"Eight Years Ago, Even Republican Judges Rejected Notre Dame’s Attack On Contraceptive Access"
Earlier today, 43 Catholic-affiliated organizations, including the University of Notre Dame, filed twelve separate lawsuits claiming that the Obama Administration’s efforts to expand access to birth control violate the religious liberties of conservative Catholics. For California residents, however, this lawsuit is like stepping into a time warp, since the overwhelmingly Republican California Supreme Court rejected a nearly identical lawsuit over eight years ago.

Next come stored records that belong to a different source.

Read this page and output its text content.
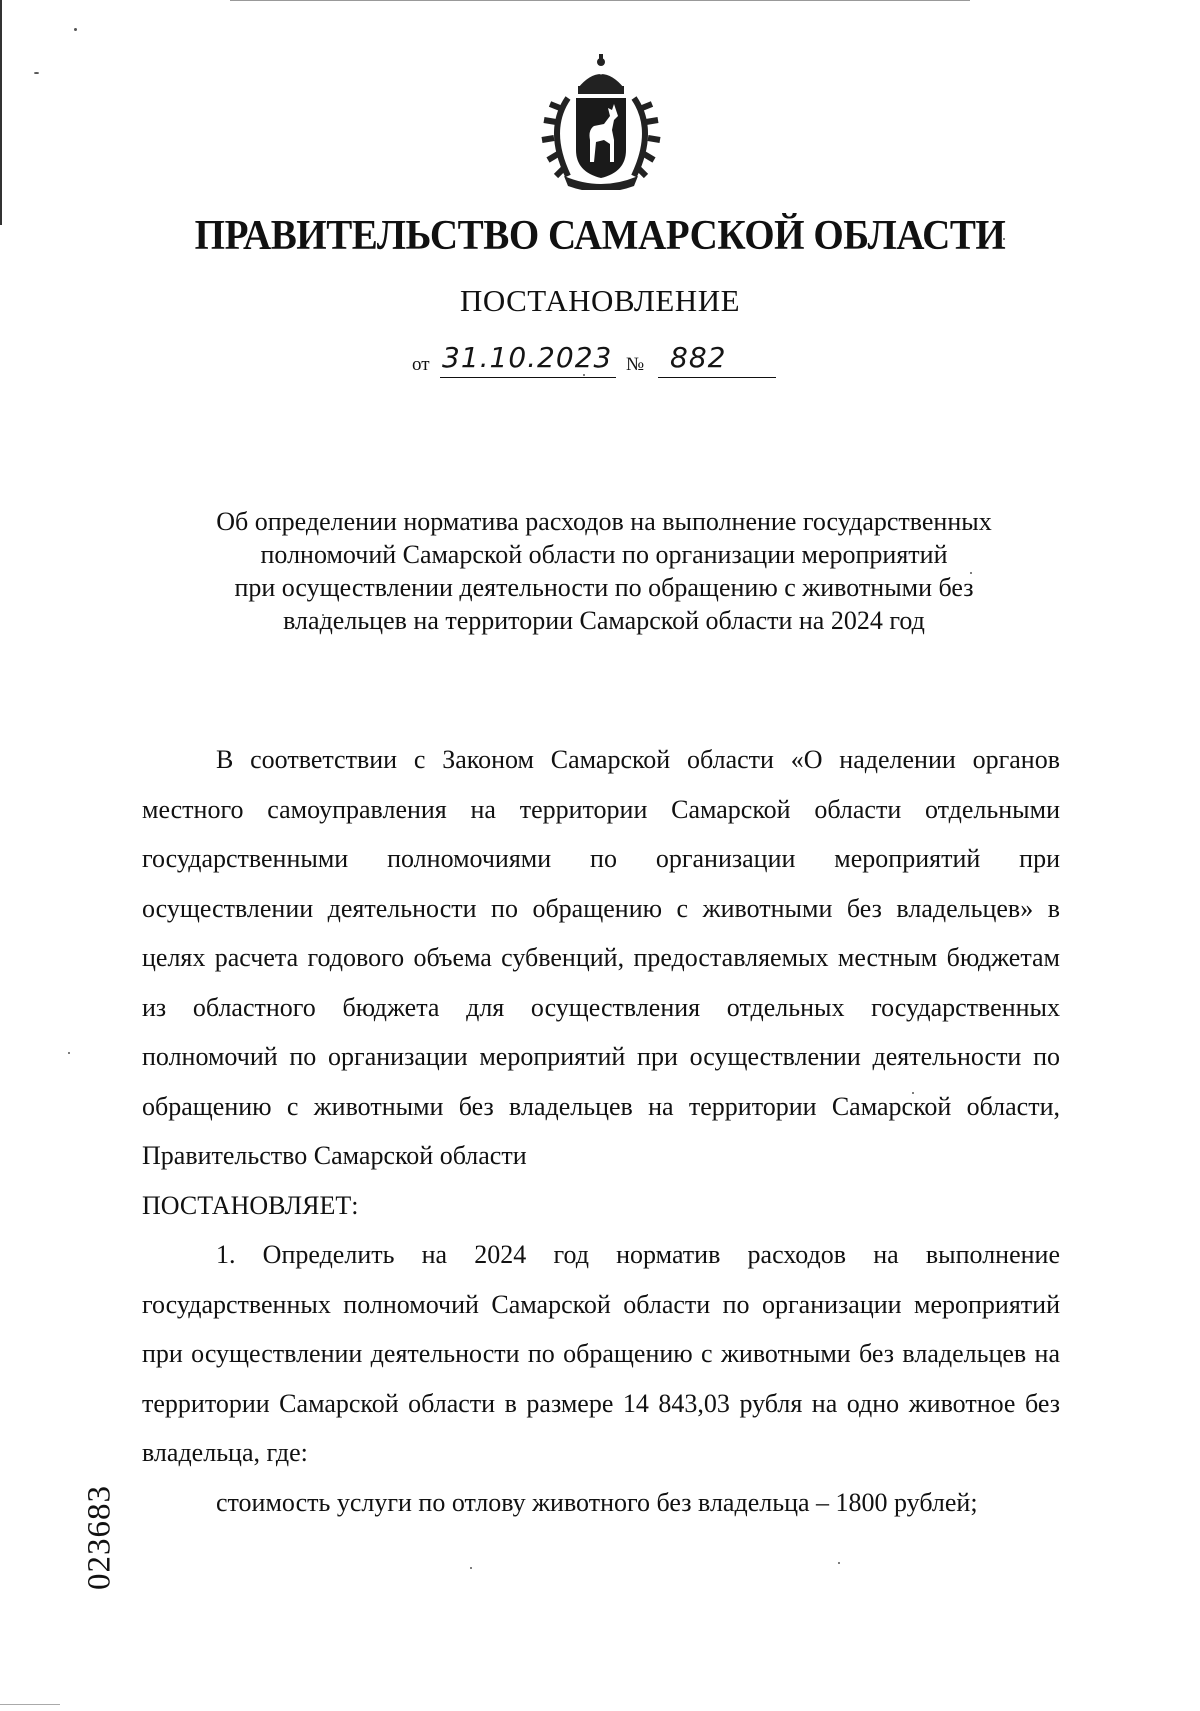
ПРАВИТЕЛЬСТВО САМАРСКОЙ ОБЛАСТИ
ПОСТАНОВЛЕНИЕ
от 31.10.2023 № 882
Об определении норматива расходов на выполнение государственных
полномочий Самарской области по организации мероприятий
при осуществлении деятельности по обращению с животными без
владельцев на территории Самарской области на 2024 год

В соответствии с Законом Самарской области «О наделении органов местного самоуправления на территории Самарской области отдельными государственными полномочиями по организации мероприятий при осуществлении деятельности по обращению с животными без владельцев» в целях расчета годового объема субвенций, предоставляемых местным бюджетам из областного бюджета для осуществления отдельных государственных полномочий по организации мероприятий при осуществлении деятельности по обращению с животными без владельцев на территории Самарской области, Правительство Самарской области

ПОСТАНОВЛЯЕТ:

1. Определить на 2024 год норматив расходов на выполнение государственных полномочий Самарской области по организации мероприятий при осуществлении деятельности по обращению с животными без владельцев на территории Самарской области в размере 14 843,03 рубля на одно животное без владельца, где:

стоимость услуги по отлову животного без владельца – 1800 рублей;

023683
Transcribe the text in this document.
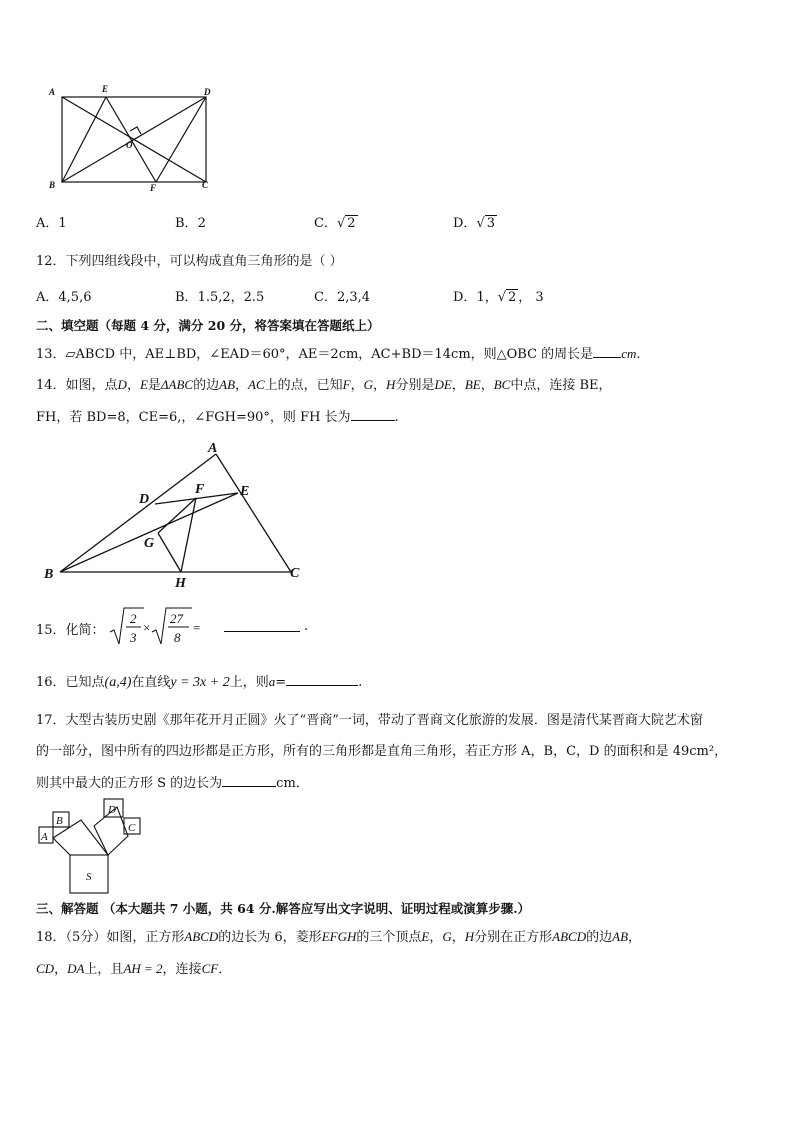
A	E	D
O
B	F	C
A．1	B．2	C．√ 2	D．√ 3
12．下列四组线段中，可以构成直角三角形的是（ ）
A．4,5,6	B．1.5,2，2.5	C．2,3,4	D．1，√ 2 ， 3
二、填空题（每题 4 分，满分 20 分，将答案填在答题纸上）
13．▱ABCD 中，AE⊥BD，∠EAD＝60°，AE＝2cm，AC+BD＝14cm，则△OBC 的周长是 cm.
14．如图，点D，E是ΔABC的边AB，AC上的点，已知F，G，H分别是DE，BE，BC中点，连接 BE，
FH，若 BD=8，CE=6,，∠FGH=90°，则 FH 长为	.
A
D
F	E
G
B
H
C
15．化简：
2
3
×
27
8
=	.
16．已知点(a,4)在直线y = 3x + 2上，则a=	.
17．大型古装历史剧《那年花开月正圆》火了“晋商”一词，带动了晋商文化旅游的发展．图是清代某晋商大院艺术窗
的一部分，图中所有的四边形都是正方形，所有的三角形都是直角三角形，若正方形 A，B，C，D 的面积和是 49cm²，
则其中最大的正方形 S 的边长为	cm．
A
B
C
D
S
三、解答题 （本大题共 7 小题，共 64 分.解答应写出文字说明、证明过程或演算步骤.）
18．（5分）如图，正方形ABCD的边长为 6，菱形EFGH的三个顶点E，G，H分别在正方形ABCD的边AB，
CD，DA上，且AH = 2，连接CF．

In 1999, California enacted a law guaranteeing that many employer-provided insurance plans include coverage for birth control. Catholic Charities sued, raising very similar claims to the ones raised in today’s lawsuits. When the case reached the state supreme court in 2004, however, five of the court’s six Republican justices held that, even if the law were examined under the strictest level of constitutional scrutiny, California’s contraceptive access law is constitutional:
The [law] serves the compelling state interest of eliminating gender discrimination. Evidence before the Legislature showed that women during their reproductive years spent as much as 68 percent more than men in out-of-pocket health care costs, due in part to the cost of prescription contraceptives and the various costs of unintended pregnancies, including health risks, premature deliveries and increased neonatal care. Assembly, Senate and legislative staff analyses of the bills that became the [birth control law] consistently identify the elimination of this economic inequity as the bills’ principal object. . . .

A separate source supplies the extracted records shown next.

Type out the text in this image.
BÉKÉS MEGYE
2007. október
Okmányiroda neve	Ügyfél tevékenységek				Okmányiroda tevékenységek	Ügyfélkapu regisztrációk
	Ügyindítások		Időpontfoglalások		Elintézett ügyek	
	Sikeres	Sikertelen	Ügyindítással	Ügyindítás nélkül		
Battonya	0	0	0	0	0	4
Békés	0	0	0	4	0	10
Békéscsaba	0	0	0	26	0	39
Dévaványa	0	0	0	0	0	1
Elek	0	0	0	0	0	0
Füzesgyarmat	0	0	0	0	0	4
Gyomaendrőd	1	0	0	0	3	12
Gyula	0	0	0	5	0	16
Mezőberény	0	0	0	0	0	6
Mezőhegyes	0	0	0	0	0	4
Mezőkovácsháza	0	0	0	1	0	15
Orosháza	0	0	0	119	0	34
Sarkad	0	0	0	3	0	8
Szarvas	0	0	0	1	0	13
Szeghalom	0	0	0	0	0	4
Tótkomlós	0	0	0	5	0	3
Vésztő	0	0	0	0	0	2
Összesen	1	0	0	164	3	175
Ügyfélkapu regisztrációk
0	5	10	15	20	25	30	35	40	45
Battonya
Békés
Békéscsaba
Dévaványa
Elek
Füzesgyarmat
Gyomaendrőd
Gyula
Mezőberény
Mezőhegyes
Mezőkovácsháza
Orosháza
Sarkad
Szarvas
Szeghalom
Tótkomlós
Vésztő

Strongly enhancing the state’s interest is the circumstance that any exemption from the WCEA sacrifices the affected women’s interest in receiving equitable treatment with respect to health benefits. We are unaware of any decision in which this court, or the United States Supreme Court, has exempted a religious objector from the operation of a neutral, generally applicable law despite the recognition that the requested exemption would detrimentally affect the rights of third parties. . . . [I]n rejecting a religious employer’s challenge to a law requiring him to pay Social Security and unemployment taxes for his employees, the [Supreme C]ourt wrote that “[g]ranting an exemption from social security taxes to an employer operates to impose the employer’s religious faith on the employees.“
Only one justice dissented from this outcome, Justice Janice Rogers Brown, who President George W. Bush later appointed to a federal appeals court in D.C. In her new job, Judge Brown wrote an opinion suggesting that all labor, business or Wall Street regulation is unconstitutional. In other words, eight years ago, the case against contraceptive access earned barely any support even on one of the most Republican courts in the country, and the sole justice who voted to strike California’s law down — Judge Brown — is the same judge who once compared liberalism to “slavery” and Social Security to a “socialist revolution.”